Наконец, ставится под сомнение резкость перелома 1956–1958 годов, которую принято подчеркивать в исторических исследованиях. Научный подход к проблемам лиц, вернувшихся из ГУЛАГа, интеграции выживших узников в советское общество и тесной связи лагерей ГУЛАГа с их окружением показывает, что она преувеличена. Все три фактора присутствовали, в частности, в поселениях и даже городах, возникших вокруг лагерей и продолжавших существовать после окончания эпохи сталинских массовых репрессий [Добсон 2009; Barenberg 2014]. В данной книге содержатся исследование Э. Кустовой о реинтеграции спецпоселенцев из Литвы и Западной Украины в советское общество и размышления Дж. Пэллот о пережитках ГУЛАГа в постсоветской пенитенциарной политике.

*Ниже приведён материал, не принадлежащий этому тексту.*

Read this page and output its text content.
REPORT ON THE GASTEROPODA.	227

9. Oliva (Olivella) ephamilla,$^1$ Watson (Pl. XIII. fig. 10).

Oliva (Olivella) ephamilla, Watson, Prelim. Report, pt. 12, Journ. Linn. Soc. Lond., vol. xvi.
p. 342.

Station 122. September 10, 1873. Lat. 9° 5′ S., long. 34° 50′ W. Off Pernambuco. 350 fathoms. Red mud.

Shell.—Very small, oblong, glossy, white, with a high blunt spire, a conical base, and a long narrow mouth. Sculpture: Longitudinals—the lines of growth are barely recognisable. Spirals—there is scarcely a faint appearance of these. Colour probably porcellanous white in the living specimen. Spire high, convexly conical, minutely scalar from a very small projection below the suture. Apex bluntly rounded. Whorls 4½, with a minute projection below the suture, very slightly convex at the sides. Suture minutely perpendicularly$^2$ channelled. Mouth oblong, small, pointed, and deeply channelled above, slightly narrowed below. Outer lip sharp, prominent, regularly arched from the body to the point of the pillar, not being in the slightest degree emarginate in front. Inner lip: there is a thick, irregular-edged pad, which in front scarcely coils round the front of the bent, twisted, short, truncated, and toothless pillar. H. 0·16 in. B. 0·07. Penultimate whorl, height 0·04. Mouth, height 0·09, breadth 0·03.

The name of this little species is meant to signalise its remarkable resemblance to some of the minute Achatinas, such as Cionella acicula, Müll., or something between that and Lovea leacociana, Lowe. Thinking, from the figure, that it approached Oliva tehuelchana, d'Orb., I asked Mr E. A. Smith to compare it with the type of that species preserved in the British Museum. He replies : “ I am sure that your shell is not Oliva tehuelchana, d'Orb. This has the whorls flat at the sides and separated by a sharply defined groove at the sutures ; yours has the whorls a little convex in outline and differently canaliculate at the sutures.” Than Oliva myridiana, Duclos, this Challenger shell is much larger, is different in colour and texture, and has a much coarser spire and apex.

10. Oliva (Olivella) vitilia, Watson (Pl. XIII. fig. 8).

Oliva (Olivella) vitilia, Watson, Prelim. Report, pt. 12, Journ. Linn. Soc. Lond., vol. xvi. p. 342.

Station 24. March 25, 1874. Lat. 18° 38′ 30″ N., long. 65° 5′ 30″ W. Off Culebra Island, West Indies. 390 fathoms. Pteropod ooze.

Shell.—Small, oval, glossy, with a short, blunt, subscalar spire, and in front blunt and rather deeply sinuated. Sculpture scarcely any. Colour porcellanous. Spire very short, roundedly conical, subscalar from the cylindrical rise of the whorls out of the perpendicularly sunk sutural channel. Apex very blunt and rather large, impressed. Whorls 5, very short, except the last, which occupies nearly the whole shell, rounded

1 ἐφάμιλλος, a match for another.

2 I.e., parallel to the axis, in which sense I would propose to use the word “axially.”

Хронологические сопоставления, присутствующие в обеих работах, выводят читателя за пределы временных границ, издавна принятых в исследованиях ГУЛАГа.
Наиболее смелые и далеко идущие сопоставления в данной книге обусловлены тем, что она содержит богатый, наводящий на размышления фактический материал для сравнений. То ли из-за относительной изолированности советских исследований от других областей, то ли из-за акцента на исключительность тоталитарной парадигмы (не считая сравнений с национал-социализмом и фашизмом) и, конечно, из-за длительного недостатка эмпирически насыщенных архивных исследований в истории ГУЛАГа удивительным, даже поразительным образом недооценивался сравнительный элемент. Одна из главных целей этой книги – начать исправлять эту ситуацию. Поскольку именно немецкая наука в последние годы стала лидером в сравнительных исследованиях концентрационных лагерей, написать заключение была приглашена Б. Грайнер, внесшая большой вклад в литературу на эту тему[5].
Две главы, авторства Д. Бира и Дж. Пэллот, посвящены сопоставлению разных эпох российской истории. Проведенное ими сравнение института ссылки в царской России и постсоветской российской пенитенциарной системы, то есть предыстории и постистории ГУЛАГа, неизбежно влияет на наше понимание советской эпохи, заставляя нас увидеть в ГУЛАГе черты, которые предшествовали коммунистическому строю и пережили его. Работа Э. Форта о британских лагерях в Африке и Индии, посвященная изучению «либеральной империи» в долгом XIX веке, задолго до эры высокого модернизма, включена в книгу совершенно преднамеренно. Некоторые удивительные параллели с ГУЛАГом, которые Форт метко определяет как «фамильное сходство», могут оказаться самой познавательной и, возможно, неожиданной частью этой книги для тех особенно западных историков советского времени, которые редко заглядывают за пределы истории ХХ века и которые выросли на «тоталитарном» сравнении нацистской и советской систем.
По меньшей мере один факт о ГУЛАГе, вытекающий из вышеупомянутого сравнения, известен всем историкам: то, что советские лагеря не были лагерями уничтожения и поэтому отличаются от нацистских лагерей с их индустрией смерти. Д. Байрау, однако, возвращается к этому навязчивому сопоставлению нацистской и советской систем, рассматривая при этом все лагеря Третьего рейха, а не только те, что он называет «лагерями чистого истребления», то есть Хелмно, Собибор, Треблинку, Майданек и Освенцим-Биркенау. Эти лагеря смерти создавались во время Второй мировой войны, после массовых расстрелов 1941 года и «окончательного решения еврейского вопроса»; но все нацистские лагеря «до Освенцима» и в нацистской «империи» в целом, как бы страшны они ни были, не являлись лагерями смерти [Wünschmann 2015; Wachsmann 2015]. Всесторонне охватывая весь спектр немецких лагерей и сопоставляя их с советским материалом, рассмотренным на основе новой историографии, Байрау в состоянии выявить множество других сходств и различий. Это переосмысление к тому же происходит в то время, когда наше понимание холокоста в первую очередь как индустрии уничтожения в лагерях смерти дополнилось новым знанием о «пулевом холокосте» в Восточной Европе[6].
5
См. [Greiner, Kramer 2013; Jahr, Tih el 2013], а также литературу, процитированную Б. Грайнер и Д. Байрау в этой книге.